Russie : « l’empire » contre-attaque ?

par Hervé Pugi.

« L’empire du mal », la formule choc tirée d’un discours de 1983 de l’ancien président des États-Unis Ronald Reagan est ancrée dans toutes les mémoires. Une terminologie forte pour définir le « péril rouge », alors représenté par la défunte URSS, en opposition au monde dit « libre » conduit par l’Oncle Sam. Près d’un quart de siècle après la chute de l’Union soviétique, certains relents de la guerre froide parcourent toujours l’actualité. Ainsi, selon une présentation largement relayée, la Russie s’enfoncerait encore et toujours plus du « côté obscur de la Force ». Il serait peut-être temps de rétablir certaines vérités sur la question…      
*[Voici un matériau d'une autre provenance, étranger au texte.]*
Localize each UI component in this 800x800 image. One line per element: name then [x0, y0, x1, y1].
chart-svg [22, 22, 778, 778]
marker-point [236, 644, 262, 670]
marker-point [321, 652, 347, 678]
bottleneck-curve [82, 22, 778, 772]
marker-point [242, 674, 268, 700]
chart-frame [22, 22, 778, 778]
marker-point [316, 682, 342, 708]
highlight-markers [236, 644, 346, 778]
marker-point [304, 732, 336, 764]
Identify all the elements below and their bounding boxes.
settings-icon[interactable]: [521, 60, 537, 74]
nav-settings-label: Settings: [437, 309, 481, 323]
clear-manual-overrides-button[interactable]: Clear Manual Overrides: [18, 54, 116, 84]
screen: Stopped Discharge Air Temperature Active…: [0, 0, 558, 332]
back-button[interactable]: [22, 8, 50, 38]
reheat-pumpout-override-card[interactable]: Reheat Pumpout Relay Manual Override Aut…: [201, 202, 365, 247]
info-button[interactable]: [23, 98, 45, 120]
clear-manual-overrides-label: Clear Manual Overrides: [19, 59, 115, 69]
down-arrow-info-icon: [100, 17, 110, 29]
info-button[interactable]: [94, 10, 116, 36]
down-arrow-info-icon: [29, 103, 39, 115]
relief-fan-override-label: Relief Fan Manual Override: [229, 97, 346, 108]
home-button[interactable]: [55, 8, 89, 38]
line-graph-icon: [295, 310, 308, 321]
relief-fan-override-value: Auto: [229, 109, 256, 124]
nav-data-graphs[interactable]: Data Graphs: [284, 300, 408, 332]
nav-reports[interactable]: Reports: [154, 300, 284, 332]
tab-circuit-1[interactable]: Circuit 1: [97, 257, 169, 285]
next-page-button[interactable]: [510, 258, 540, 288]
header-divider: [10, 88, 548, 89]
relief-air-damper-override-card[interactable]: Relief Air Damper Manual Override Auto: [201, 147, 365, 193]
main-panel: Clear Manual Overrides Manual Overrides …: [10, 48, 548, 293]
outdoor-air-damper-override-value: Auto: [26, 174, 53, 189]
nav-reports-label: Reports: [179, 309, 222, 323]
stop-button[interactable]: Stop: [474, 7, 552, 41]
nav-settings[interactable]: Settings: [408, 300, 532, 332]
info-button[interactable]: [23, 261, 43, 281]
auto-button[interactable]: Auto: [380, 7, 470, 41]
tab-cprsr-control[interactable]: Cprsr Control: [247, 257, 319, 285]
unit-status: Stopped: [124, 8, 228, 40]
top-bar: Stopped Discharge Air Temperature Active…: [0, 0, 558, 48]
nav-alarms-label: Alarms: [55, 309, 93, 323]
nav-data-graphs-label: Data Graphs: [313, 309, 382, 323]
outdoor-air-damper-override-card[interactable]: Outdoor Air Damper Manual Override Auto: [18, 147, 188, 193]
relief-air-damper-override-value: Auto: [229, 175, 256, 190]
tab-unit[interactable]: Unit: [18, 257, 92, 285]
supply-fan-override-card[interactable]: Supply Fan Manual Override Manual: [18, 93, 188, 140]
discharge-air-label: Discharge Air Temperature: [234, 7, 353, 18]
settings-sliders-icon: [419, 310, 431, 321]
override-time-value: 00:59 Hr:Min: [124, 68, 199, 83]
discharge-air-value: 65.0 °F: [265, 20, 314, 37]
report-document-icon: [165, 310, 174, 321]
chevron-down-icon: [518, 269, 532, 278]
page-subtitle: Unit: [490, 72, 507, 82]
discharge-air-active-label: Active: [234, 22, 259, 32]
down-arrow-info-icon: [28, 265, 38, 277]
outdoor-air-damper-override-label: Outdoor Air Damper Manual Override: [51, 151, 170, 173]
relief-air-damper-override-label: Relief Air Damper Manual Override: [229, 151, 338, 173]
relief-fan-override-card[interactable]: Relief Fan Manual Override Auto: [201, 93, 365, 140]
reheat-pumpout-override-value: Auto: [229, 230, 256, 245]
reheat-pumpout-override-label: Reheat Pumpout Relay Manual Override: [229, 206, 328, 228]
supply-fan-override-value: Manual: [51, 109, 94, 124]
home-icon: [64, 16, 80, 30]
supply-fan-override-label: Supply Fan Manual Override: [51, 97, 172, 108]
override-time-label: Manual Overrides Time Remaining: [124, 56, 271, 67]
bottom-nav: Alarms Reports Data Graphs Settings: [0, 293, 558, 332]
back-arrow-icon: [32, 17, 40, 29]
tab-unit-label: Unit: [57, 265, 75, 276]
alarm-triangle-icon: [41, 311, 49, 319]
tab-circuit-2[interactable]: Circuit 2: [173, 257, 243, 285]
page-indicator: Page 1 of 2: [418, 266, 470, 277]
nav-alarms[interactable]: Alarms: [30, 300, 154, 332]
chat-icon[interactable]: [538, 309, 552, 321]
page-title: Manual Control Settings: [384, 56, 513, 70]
Vladimir Poutine n’est sûrement pas un chic type. Pas du genre en tout cas à partager un burger avec Barack Obama dans un fast-food d’Arlington, Virgine. Bref, Vladimir Poutine n’est pas Dimitri Medvedev, si présentable président du gouvernement russe et éphémère président de la Russie (entre 2008 et 2012) qui ne faisait qu’appliquer la politique de… Poutine. « Tsar de toutes les Russies » ou « descendant direct de Staline », l’ancien directeur du FSB s’est vu attribué à peu près tous les héritages possibles, n’échappant surtout à aucune caricature. Poutine est assurément un sale type, pas un responsable politique qui défend les intérêts de sa nation. Vraiment ?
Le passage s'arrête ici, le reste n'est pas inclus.